Rookie Trader Racked Up $700K In Debt

Discussion in 'Wall St. News' started by ironchef, Jun 14, 2020.

  1. zdreg

    zdreg

    Your reply is off subject. It deserves a thread of its own. Go for it.
     
    #91     Jun 19, 2020
    ironchef likes this.
  2. wrbtrader

    wrbtrader

    I believe it during this Pandemic when most are under to stay-at-home orders except essential workers.

    It correlates with something Baron said himself...the membership and posting here at Elitetrader.com is up multiple folds...correlating with what other financial forum owners have stated.

    Yet, with a surge like that of inexperience traders flooding the market...some crazy stuff (good and bad but mostly bad) is going to happen around the corner.

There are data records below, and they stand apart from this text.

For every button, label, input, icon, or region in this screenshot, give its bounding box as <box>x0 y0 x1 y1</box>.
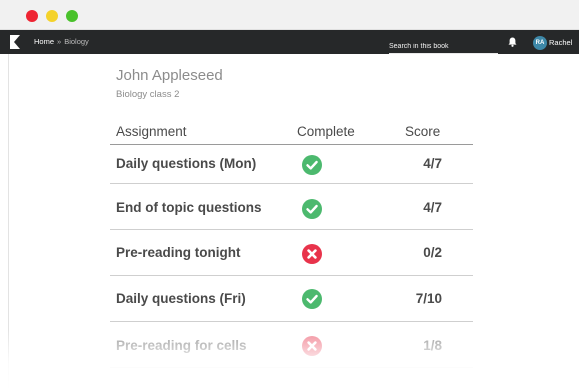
row-divider <box>110 229 473 230</box>
content-left-border <box>8 54 9 390</box>
assignment-name[interactable]: Daily questions (Fri) <box>116 291 246 306</box>
maximize-window-button[interactable] <box>66 10 78 22</box>
assignment-name[interactable]: Pre-reading for cells <box>116 338 247 353</box>
close-window-button[interactable] <box>26 10 38 22</box>
page-subtitle: Biology class 2 <box>116 89 180 100</box>
table-header-divider <box>110 144 473 145</box>
score-value: 0/2 <box>423 245 442 260</box>
user-menu[interactable]: RA Rachel <box>533 34 572 50</box>
check-circle-icon <box>302 155 322 175</box>
check-circle-icon <box>302 289 322 309</box>
assignment-name[interactable]: Daily questions (Mon) <box>116 156 256 171</box>
check-circle-icon <box>302 199 322 219</box>
avatar: RA <box>533 35 547 50</box>
minimize-window-button[interactable] <box>46 10 58 22</box>
bell-icon[interactable] <box>508 37 517 47</box>
row-divider <box>110 321 473 322</box>
breadcrumb-separator: » <box>57 37 62 46</box>
page-title: John Appleseed <box>116 67 223 84</box>
window-title-bar <box>0 0 579 30</box>
score-value: 1/8 <box>423 338 442 353</box>
column-header-score: Score <box>405 124 441 139</box>
x-circle-icon <box>302 244 322 264</box>
row-divider <box>110 275 473 276</box>
score-value: 4/7 <box>423 200 442 215</box>
column-header-assignment: Assignment <box>116 124 187 139</box>
app-header: Home»Biology RARachel <box>0 30 579 54</box>
breadcrumb-current: Biology <box>64 37 89 46</box>
breadcrumb: Home» Biology <box>34 36 89 48</box>
search-input[interactable] <box>389 40 498 54</box>
user-name: Rachel <box>549 38 573 48</box>
row-divider <box>110 183 473 184</box>
brand-logo-icon[interactable] <box>10 35 20 49</box>
search-box <box>389 35 498 54</box>
breadcrumb-home-link[interactable]: Home <box>34 37 54 46</box>
column-header-complete: Complete <box>297 124 355 139</box>
score-value: 4/7 <box>423 156 442 171</box>
row-divider <box>110 367 473 368</box>
assignment-name[interactable]: Pre-reading tonight <box>116 245 241 260</box>
browser-window: Home»Biology RARachel John Appleseed Bio… <box>0 0 579 390</box>
score-value: 7/10 <box>415 291 442 306</box>
x-circle-icon <box>302 336 322 356</box>
scroll-fade-overlay <box>0 330 579 390</box>
assignment-name[interactable]: End of topic questions <box>116 200 262 215</box>
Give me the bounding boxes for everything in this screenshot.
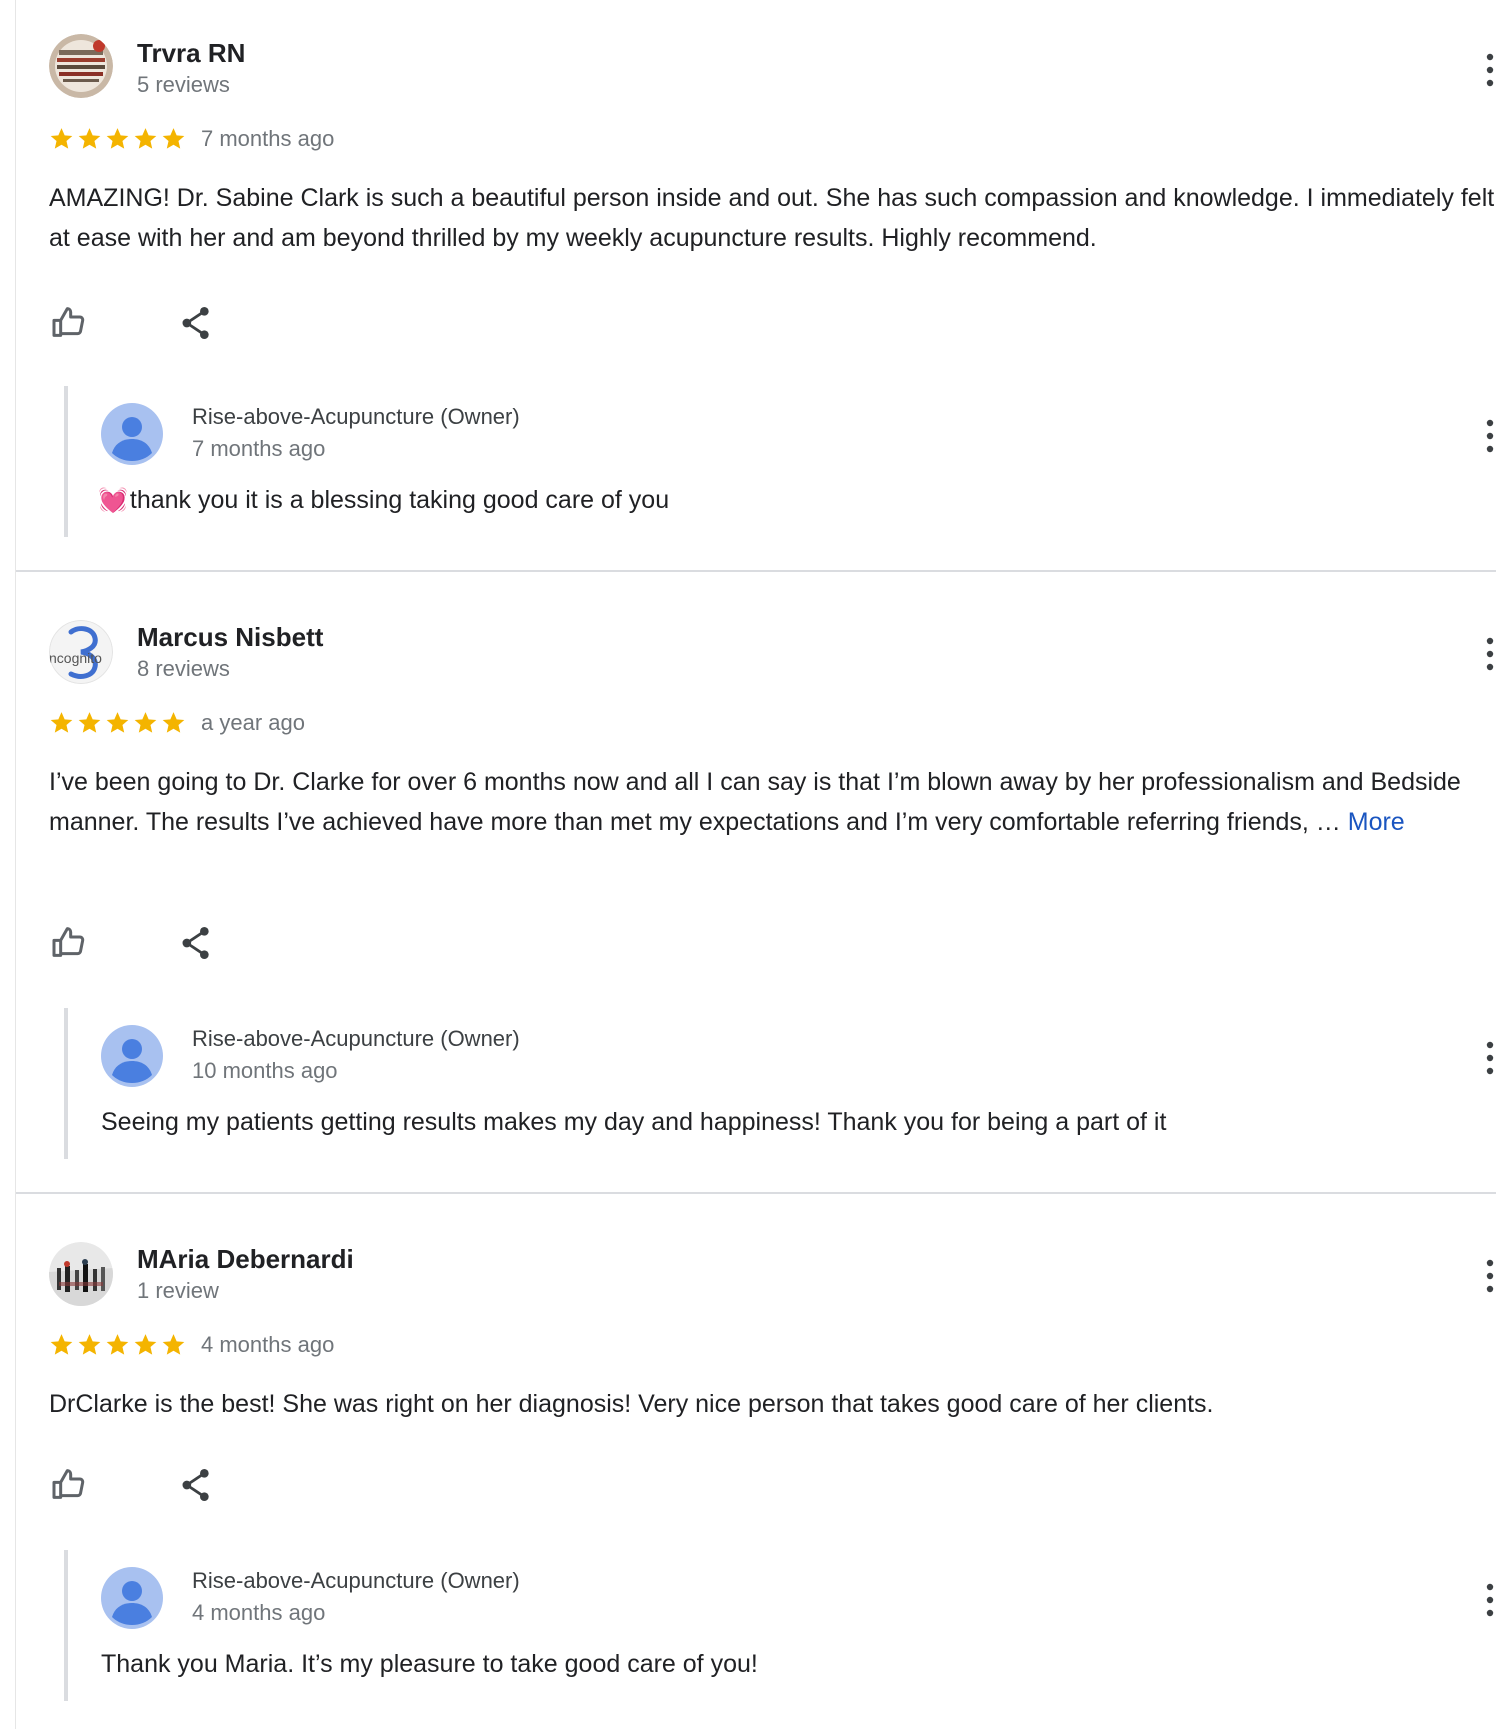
star-icon [50,128,73,149]
owner-reply: Rise-above-Acupuncture (Owner) 7 months … [64,386,1496,537]
owner-reply-text: 💓 thank you it is a blessing taking good… [98,486,670,514]
owner-name[interactable]: Rise-above-Acupuncture (Owner) [192,404,520,430]
share-icon [182,1469,209,1501]
owner-name[interactable]: Rise-above-Acupuncture (Owner) [192,1026,520,1052]
review-text: I’ve been going to Dr. Clarke for over 6… [49,768,1461,836]
review-date: 7 months ago [201,126,335,151]
thumb-up-icon [52,1469,85,1499]
star-icon [162,128,185,149]
reviewer-name[interactable]: MAria Debernardi [137,1244,354,1275]
like-button[interactable] [49,302,89,342]
share-button[interactable] [176,303,216,343]
owner-reply: Rise-above-Acupuncture (Owner) 10 months… [64,1008,1496,1159]
reviewer-name[interactable]: Trvra RN [137,38,245,69]
reply-more-options-button[interactable] [1484,1038,1496,1078]
star-rating [48,710,187,736]
avatar-text: ncognito [49,650,102,666]
review-card: Trvra RN 5 reviews 7 months ago AMAZING!… [16,0,1496,569]
reviewer-name[interactable]: Marcus Nisbett [137,622,323,653]
owner-reply-date: 4 months ago [192,1600,326,1625]
reply-more-options-button[interactable] [1484,1580,1496,1620]
star-icon [78,712,101,733]
review-more-options-button[interactable] [1484,1256,1496,1296]
share-icon [182,307,209,339]
star-icon [106,1334,129,1355]
owner-reply-date: 10 months ago [192,1058,338,1083]
thumb-up-icon [52,927,85,957]
star-icon [106,128,129,149]
reviewer-review-count: 1 review [137,1278,219,1303]
three-dot-vertical-icon [1486,1041,1494,1075]
review-text: AMAZING! Dr. Sabine Clark is such a beau… [49,184,1495,252]
share-button[interactable] [176,923,216,963]
owner-name[interactable]: Rise-above-Acupuncture (Owner) [192,1568,520,1594]
three-dot-vertical-icon [1486,53,1494,87]
star-icon [134,1334,157,1355]
review-text: DrClarke is the best! She was right on h… [49,1390,1214,1418]
star-icon [50,1334,73,1355]
star-icon [162,712,185,733]
owner-avatar[interactable] [101,1025,163,1087]
heart-emoji: 💓 [98,487,128,514]
star-icon [78,128,101,149]
share-button[interactable] [176,1465,216,1505]
star-icon [50,712,73,733]
reviewer-avatar[interactable] [49,1242,113,1306]
three-dot-vertical-icon [1486,1583,1494,1617]
review-card: ncognito Marcus Nisbett 8 reviews a year… [16,572,1496,1192]
owner-reply-date: 7 months ago [192,436,326,461]
reviewer-avatar[interactable]: ncognito [49,620,113,684]
more-link[interactable]: More [1348,808,1405,836]
review-more-options-button[interactable] [1484,634,1496,674]
reply-more-options-button[interactable] [1484,416,1496,456]
star-rating [48,126,187,152]
thumb-up-icon [52,307,85,337]
like-button[interactable] [49,922,89,962]
share-icon [182,927,209,959]
owner-reply-text: Seeing my patients getting results makes… [101,1108,1167,1136]
reviewer-avatar[interactable] [49,34,113,98]
three-dot-vertical-icon [1486,419,1494,453]
star-icon [134,128,157,149]
star-icon [162,1334,185,1355]
star-icon [106,712,129,733]
star-icon [78,1334,101,1355]
owner-reply-text: Thank you Maria. It’s my pleasure to tak… [101,1650,758,1678]
reviewer-review-count: 5 reviews [137,72,230,97]
review-date: a year ago [201,710,305,735]
review-card: MAria Debernardi 1 review 4 months ago D… [16,1194,1496,1729]
owner-avatar[interactable] [101,1567,163,1629]
three-dot-vertical-icon [1486,1259,1494,1293]
star-icon [134,712,157,733]
owner-avatar[interactable] [101,403,163,465]
three-dot-vertical-icon [1486,637,1494,671]
star-rating [48,1332,187,1358]
owner-reply: Rise-above-Acupuncture (Owner) 4 months … [64,1550,1496,1701]
review-date: 4 months ago [201,1332,335,1357]
review-more-options-button[interactable] [1484,50,1496,90]
like-button[interactable] [49,1464,89,1504]
reviewer-review-count: 8 reviews [137,656,230,681]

    https://www.marketwatch.com/story/c...end-well-warns-princeton-economist-2020-06-17

    Here at ET...I'm expecting to see a surge in one stop / inexperience wonders posting about hundreds of % gainers, understanding of the price actions, expert educators with only a few months of experience at chart analysis, mental illness stories, sad financial stories and so on...

    All of this by new members and old members that have been away from the markets for many years but have returned back to trading / posting here at Elitetrader.com or recently moved here to Elitetrader.com from other trading resources.

    Brokers, charting vendors and other trading services will see this as a bonanza...they're going to enjoy it while it last until the Pandemic has concluded.

    To be more direct...the quality of new traders has dramatically decreased and it reminds me about the surge in daytrading in the early days of the dot.com days...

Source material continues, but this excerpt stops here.